China, Türkiye and India's greatest buyers
Statistics show that especially central banks of countries that want to become more independent from the west, reduced their dollars resources and bought gold massively. This can be seen especially in the case of China, Turkey and India. According to the EBC study, this trend is primarily due to economic and geopolitical security strategies.
It is also reflected in another indicator: China significantly reduced their resources of American treasury bonds. At the peak – in 2013 – the People's Republic of China owned American debt papers worth $ 1.32 trillion. (PLN 4.9 trill). Since then, these resources have been gradually reduced and currently only about $ 765 billion. (PLN 2.8 trillion). At the same time, Beijing significantly increased his gold reserves – from around $ 42 billion. (PLN 155.8 billion) in 2013 to approx. $ 250 billion (PLN 927 billion) Currently.
A rapid increase in gold demand is worth noting.
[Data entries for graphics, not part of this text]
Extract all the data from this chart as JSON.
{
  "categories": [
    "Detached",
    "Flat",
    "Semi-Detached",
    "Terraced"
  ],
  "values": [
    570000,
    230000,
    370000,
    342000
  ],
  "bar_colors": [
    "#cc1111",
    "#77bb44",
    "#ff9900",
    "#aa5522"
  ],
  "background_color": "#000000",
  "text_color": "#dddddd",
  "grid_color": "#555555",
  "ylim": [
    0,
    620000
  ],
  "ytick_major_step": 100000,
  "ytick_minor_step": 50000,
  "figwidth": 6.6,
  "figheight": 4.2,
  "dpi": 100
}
After all, gold – unlike reserves in dollars or euros – is not interest -bearing, and its storage is expensive. Despite this, investors, including central banks, consider them to be the safest form of investment. And because it is by nature apolitical, It is not associated with the risk of loss of value, nor can you confiscate reserves as a result of sanctions.
In a world with high geopolitical risk, this seems particularly important. Unlike reserves in dollars or euros, which can be frozen – as in the case of Russian foreign exchange reserves after an attack on Ukraine – physical gold remains intact.
DEDOLARY IN FULL
The process of withdrawing from the dollar is underway. Experts are already talking about gradual dedolarization of global financial architecture. However, there is no expected influx of funds to the euro – capital flows mainly to gold.
“Demand for gold increased abruptly after the Russian invasion of Ukraine and lasts at a high level” – state authors of the latest ECB report. Particularly striking is that in the scope of buying gold central banks operate much more aggressively than private investors. Although ETF funds investing in gold also record an increase in the influx of capital, it is rather moderate compared to huge purchases made by central banks.
Part of the private demand seems to be more and more moving towards “digital gold”, or Bitcoin. More and more institutional investors, in addition to physical gold, focus on cryptocurrencies as an element of diversification of their wallets. About $ 126 billion has already been invested in Bitcoin American ETF funds. (PLN 467 billion) – and the trend is upward. Only in May these instruments received over $ 5 billion. (PLN 18.6 billion).
The new geopolitical situation on financial markets is also important for saving. Those who do not want to miss this trend should consider investing a small part of their portfolio in gold and bitcoins-preferably through products recorded on the stock exchange, such as: ETFs for gold, e.g. EUWAX Gold II (WKN: EECS: EEC2LD) or Ishares Physical Gold etc (WKN: A1KWPQ) or ETF-y on bitcoin, e.g. Bitcoin (WKN: A27Z30).
Important: the share of gold and bitcoin in the wallet should not exceed ten percent in total. Both gold and Bitcoin carry currency risk for euro investors. Both are recorded in dollars and in the case of the euro value increases, their participation in the wallet loses its value.